Dear Shel Silverstein,
Recently, I heard this quote ‘If you light a lamp for someone it will also brighten your path” (Unknown). When I was little I never really payed attention to the words I heard from a book although I could quote some of the pages as my mom read them When I was Me, it wasn’t about finding a message from the book and using it in my own life. To me it was just a game. Listen to mom read and then pretend to go to bed, and when she would check on me, close my eyes and be quiet. It wasn’t until the night that my dad read The Giving Tree that I actually started to pay close attention. It changed my life forever.
Thank you so much for writing your book. If it weren’t for The Giving Tree, I would have never become who I am today. Not only did it teach me that to be happy you have to make others happy, it also taught me one of the greatest lessons anyone could leam in life. You can never judge someone by who you think they are; you have to know them first. When I reread your book a few weeks ago, it stood out to me just like it did the day my dad read it to me. "I want to buy things and have fun. I want some money?" "I'm sorry," said the tree, "but I have no money. I have only leaves and apples. Take my apples, Boy, and sell them in the city. Then you will have money and you will be happy." This really jumped out at me. Not only did the tree try to make this boy happy when he was being selfish and being needy, she gave up really important things just for him I sat there and struggled with the fact that he was so rude and didn’t even think about the tree, yet the tree had no problem helping him All I could manage to do was think bad things about this boy, but after thinking, I realized that for whatever reason it may be, the tree saw something good in him and still gave him what he asked for. I had judged him all wrong the whole time.

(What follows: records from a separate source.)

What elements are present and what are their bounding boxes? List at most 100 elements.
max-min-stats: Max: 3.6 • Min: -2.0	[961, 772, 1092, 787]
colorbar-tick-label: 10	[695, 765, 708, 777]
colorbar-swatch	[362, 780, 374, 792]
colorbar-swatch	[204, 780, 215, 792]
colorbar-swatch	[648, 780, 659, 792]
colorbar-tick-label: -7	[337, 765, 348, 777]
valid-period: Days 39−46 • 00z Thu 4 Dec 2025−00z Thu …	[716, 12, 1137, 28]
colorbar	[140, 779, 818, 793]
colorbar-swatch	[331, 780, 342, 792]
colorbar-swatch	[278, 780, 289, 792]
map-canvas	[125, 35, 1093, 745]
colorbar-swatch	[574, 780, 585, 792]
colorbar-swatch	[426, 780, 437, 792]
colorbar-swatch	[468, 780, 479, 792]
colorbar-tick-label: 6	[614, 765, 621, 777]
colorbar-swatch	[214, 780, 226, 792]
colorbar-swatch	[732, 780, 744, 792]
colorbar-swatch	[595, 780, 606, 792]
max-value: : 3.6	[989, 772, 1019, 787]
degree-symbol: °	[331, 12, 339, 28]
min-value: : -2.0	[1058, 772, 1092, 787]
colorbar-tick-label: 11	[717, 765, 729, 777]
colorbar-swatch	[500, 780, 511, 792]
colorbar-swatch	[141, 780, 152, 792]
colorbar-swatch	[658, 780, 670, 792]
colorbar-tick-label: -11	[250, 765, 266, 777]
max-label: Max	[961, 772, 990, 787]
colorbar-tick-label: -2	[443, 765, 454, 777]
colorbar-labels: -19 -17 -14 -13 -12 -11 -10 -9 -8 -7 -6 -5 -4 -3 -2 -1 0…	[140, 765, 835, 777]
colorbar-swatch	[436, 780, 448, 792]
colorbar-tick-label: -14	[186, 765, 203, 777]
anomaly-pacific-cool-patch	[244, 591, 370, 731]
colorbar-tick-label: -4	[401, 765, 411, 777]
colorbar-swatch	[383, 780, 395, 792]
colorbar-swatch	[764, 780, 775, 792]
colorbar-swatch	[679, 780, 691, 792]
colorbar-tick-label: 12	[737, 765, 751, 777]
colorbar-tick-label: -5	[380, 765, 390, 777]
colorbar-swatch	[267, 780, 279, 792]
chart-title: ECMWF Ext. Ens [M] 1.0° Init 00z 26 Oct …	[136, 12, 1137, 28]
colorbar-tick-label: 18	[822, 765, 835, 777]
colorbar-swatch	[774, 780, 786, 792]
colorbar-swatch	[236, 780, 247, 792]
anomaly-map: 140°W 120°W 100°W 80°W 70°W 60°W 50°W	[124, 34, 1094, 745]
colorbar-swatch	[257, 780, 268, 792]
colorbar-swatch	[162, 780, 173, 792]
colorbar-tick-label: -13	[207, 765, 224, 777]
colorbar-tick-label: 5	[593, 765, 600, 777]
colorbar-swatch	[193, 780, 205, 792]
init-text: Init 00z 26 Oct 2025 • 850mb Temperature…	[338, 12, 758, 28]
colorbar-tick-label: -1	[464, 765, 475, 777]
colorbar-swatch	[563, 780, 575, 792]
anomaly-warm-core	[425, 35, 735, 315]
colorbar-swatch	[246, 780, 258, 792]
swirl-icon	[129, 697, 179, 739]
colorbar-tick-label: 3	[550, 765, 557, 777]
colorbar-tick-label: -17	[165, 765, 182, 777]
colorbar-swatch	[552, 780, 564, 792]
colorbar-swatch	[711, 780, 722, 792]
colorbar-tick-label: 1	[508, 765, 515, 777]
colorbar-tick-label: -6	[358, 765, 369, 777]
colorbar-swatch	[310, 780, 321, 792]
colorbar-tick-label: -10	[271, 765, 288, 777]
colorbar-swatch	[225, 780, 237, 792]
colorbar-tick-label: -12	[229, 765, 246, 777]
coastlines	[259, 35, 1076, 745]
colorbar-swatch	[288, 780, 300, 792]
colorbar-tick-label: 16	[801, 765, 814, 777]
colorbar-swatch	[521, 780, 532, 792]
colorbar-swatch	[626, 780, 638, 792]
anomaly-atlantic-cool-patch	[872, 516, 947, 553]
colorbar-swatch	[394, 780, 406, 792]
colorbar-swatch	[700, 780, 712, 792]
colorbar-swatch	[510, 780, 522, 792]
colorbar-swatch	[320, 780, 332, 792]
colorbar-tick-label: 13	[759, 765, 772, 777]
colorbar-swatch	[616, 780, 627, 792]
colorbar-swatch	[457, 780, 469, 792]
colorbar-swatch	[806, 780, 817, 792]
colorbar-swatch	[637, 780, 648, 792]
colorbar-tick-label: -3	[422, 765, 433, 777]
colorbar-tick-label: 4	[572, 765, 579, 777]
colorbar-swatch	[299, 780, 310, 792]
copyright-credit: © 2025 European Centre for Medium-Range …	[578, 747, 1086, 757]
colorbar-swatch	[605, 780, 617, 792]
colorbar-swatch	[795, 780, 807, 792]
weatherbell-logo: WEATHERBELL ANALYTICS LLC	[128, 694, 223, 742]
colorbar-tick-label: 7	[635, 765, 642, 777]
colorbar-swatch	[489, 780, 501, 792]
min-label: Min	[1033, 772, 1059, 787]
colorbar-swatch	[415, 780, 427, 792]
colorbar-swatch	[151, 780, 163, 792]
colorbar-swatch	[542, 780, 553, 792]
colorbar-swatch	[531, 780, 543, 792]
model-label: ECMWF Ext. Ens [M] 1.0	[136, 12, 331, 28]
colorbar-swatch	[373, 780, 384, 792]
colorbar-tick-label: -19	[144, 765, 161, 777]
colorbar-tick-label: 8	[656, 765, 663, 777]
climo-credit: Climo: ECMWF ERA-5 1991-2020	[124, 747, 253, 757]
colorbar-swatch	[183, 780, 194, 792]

The night my dad walked into my room, set up a camera, and read The Giving Tree to me I do remember sitting in my bed and not listening. He looked up at me and asked if I was listening, and I shyly giggled and said, “No.” Of course, my dad understood the message of the book and wanted me to also, so he looked at me and told me that he wanted me to be the good little girl that he knew, and he wanted me to listen. At that point in my life, I looked up to my dad more than anyone, so I wanted to be just like him, and I listened. After he read the book, he had a long discussion with me about what he had read. I still couldn’t focus though. I asked my dad why he was video taping me, and he said, “Because one day you will be happy to see all of the old memories.” After that, I started to listen as he told me all about when he was little and the fun things he did and what made them so fun. I watch that video periodically, and it reminds me that my dad found his joy in giving. Now, I’m a teenager and my dad lives out of state. I no longer see him more than once a year, and it never crossed my mind to watch that video until I chose this book to write about. I watched it in hopes that I could feel the emotion my dad felt as he watched me grow so much in one night. Lucky me, I got to. It made me realize that at one point what was a simple book about a boy and a tree made me want to be just like the tree.
All it takes is one simple act of giving to make you and everyone around you happy. You could be giving to a homeless shelter or even putting money in a jar for someone trying to raise money for the firefighters. It doesn’t matter what the deed is or whatever reason you may have done it. What really counts is the fact that you took that twenty seconds to drop money into a jar or the five minutes where you pulled aside the so called “nerd” just to ask what’s wrong and to try and help. Whether we’re giving an item or even a simple smile, we can change the world. That’s something I learned after reading The Giving Tree. Thank you!